If you happen to visit Kaili (a city in Qiandongnan Miao and Dong Autonomous Prefecture, in Southwest China's Guizhou Province), you will no doubt be impressed by the Miaos' splendid costumes and adornments — throughout the ages — on exhibit in the museum established by Ou Donghua. Ou, a resident of the prefecture, is a Guizhou provincial master of arts and crafts, and an inheritor of the Miaos' embroidery.
The museum, which occupies more than 2,100 square meters, has the largest collection (more than 10,000 items) of the Miaos' crafts, including embroideries, silver ornaments and batik items.
Ou was born in 1969 into a rural family in Shibing, a county in the prefecture. She began learning how to make embroideries, from her mother and grandmother, when she was 7 years old. In 1988, she married a resident of Shidong, a town in Taijiang, another county in the prefecture. Shidong is renowned for the Miaos' gaily colored costumes. During the following several years, Ou learned different types of embroidering skills from craftswomen in Shidong. Given her superb workmanship, her embroideries have earned her prizes during many national and international arts and crafts competitions.
China's tourism industry thrived during the early 1980s, a few years after the country implemented its policy of reform and opening-up (in 1978). As the Miaos' crafts won the favor of many tourists, from around the world, Ou traveled to various cities (including Beijing, Shanghai, Guangzhou, Shenzhen and Kunming), in China, to sell the Miaos' embroideries. To collect the precious folk treasures, she raised money to buy traditional crafts from Miao and Dong residents in Guizhou.
During the past 25 years, Ou has traveled to remote mountainous areas to collect the Miaos' traditional embroidered costumes. "Sometimes, it took me more than seven hours to walk along treacherous mountain paths to get to a village," recalls Ou. "I visited a Miao family in Kaitang (a town in Kaili) more than 20 times, to persuade the family to sell their embroidered dress to me." She basked in the feeling of achievement each time she obtained a "treasure." She was delighted, through her efforts, that she had achieved something meaningful — helping more people better understand the unique charm of the Miaos' embroideries.
To promote the Miaos' traditional crafts, Ou in 2013 used her own money to establish a museum (in Kaili), in which she displayed Miaos' various crafts (which she collected during the past two decades). Around the same time, she set up a studio, in which workers could create Miao embroideries and silver ornaments. Ou hopes the museum will help preserve the Miaos' cultural heritage, and also help future generations better understand the Miaos' traditional costumes and adornments. She also hopes young people will innovate the technical skills used to make the embroideries, and also develop new embroidered products.

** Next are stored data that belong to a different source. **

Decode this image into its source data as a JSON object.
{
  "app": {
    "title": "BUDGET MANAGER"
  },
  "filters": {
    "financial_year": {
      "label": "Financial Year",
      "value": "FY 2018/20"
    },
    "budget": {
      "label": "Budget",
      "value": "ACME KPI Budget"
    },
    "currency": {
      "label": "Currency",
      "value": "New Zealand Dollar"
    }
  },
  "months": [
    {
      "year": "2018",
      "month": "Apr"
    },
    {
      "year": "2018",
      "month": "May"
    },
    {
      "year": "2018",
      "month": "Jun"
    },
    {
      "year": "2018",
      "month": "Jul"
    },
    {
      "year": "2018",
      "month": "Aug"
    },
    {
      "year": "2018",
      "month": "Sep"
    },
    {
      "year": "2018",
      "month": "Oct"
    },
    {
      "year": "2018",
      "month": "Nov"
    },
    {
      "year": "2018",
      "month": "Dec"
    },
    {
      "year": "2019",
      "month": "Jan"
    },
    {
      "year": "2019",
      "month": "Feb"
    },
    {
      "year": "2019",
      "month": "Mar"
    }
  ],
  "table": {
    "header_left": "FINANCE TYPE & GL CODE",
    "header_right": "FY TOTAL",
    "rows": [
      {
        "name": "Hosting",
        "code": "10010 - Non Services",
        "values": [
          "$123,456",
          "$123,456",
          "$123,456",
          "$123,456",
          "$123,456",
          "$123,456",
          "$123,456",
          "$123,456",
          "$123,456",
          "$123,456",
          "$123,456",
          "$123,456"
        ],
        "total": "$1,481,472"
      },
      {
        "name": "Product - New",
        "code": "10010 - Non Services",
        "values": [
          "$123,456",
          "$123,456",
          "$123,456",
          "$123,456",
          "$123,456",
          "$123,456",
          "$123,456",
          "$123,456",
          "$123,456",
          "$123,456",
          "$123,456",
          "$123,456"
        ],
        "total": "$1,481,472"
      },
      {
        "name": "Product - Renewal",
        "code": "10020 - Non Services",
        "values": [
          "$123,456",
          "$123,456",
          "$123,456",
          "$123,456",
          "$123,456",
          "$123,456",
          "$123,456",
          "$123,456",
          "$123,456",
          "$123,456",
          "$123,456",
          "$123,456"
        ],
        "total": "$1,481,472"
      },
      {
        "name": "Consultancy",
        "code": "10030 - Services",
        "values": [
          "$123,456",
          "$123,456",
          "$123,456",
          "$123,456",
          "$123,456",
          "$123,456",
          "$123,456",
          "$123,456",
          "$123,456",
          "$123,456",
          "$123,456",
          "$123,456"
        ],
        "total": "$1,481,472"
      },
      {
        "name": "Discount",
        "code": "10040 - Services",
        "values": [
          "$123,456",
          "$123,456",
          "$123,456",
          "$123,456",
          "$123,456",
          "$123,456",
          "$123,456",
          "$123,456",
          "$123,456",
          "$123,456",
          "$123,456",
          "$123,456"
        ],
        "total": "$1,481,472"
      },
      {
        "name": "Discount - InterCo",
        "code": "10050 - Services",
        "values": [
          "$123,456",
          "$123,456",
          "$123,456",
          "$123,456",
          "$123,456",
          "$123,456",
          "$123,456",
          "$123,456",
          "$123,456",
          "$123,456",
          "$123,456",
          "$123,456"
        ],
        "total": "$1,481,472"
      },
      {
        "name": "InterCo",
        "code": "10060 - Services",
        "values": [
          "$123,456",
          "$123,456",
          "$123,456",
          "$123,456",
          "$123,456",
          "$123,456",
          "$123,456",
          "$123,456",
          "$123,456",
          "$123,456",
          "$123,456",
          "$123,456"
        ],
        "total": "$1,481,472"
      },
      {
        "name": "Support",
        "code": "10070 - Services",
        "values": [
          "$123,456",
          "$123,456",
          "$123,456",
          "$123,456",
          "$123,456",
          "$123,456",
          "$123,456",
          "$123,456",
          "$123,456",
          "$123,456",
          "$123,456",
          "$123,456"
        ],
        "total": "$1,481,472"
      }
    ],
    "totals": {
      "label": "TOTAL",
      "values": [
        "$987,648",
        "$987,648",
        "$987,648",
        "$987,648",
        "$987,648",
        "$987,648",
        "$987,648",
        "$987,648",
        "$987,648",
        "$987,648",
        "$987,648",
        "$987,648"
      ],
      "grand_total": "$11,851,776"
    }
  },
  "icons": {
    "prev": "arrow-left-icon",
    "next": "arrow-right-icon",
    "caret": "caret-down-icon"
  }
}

The Miaos' 100-bird dress is the most-treasured item in the museum. If you take time to observe the various embroidered patterns (including flowers, birds, fish and insects) on the dress, you will surely be impressed by the ingenious designs, and especially by the superb workmanship. Ou paid nearly 40,000 yuan (US $6,154) for the 300 -year-old dress, which she purchased from a resident of Danzhai, a county in Guizhou Province.
Every year, the museum accommodates more than 100,000 visitors from around the world. "I hope, through our exhibits, later generations will get a glimpse of the Miaos' splendid cultural heritage, so we will not sell any item (displayed in our museum), even if someone offers a high price for it," says Ou.
In September 2014, Ou took 77 of the Miaos' embroidered costumes to Paris, to display during the 2014 China Miao Embroidery Public Welfare Exhibition. Many of the exquisite costumes captured the hearts of art enthusiasts, from around the world. The exhibition, hosted by the French fashion magazine, Marie Claire, and China Soong Ching Ling Foundation (CSCLF), was one of China's important activities to mark the 50th anniversary of Sino-French diplomatic relations.
In 2016, Ou established an embroiderers' cooperative, in Changtan (a village in Taijiang), to help impoverished women improve their embroidering skills. Given the sound development of the cooperative, jobs were created for more than 420 women. To promote the development of the Miaos' traditional costumes and adornments, Ou in 2017 established Ou Donghua Intangible Cultural Heritage Museum in Xinpu, a district in Zunyi, a city in Guizhou.
Ou recently told media she plans to lead her employees in making greater contributions to the promotion of both the Miaos' embroideries and rural vitalization.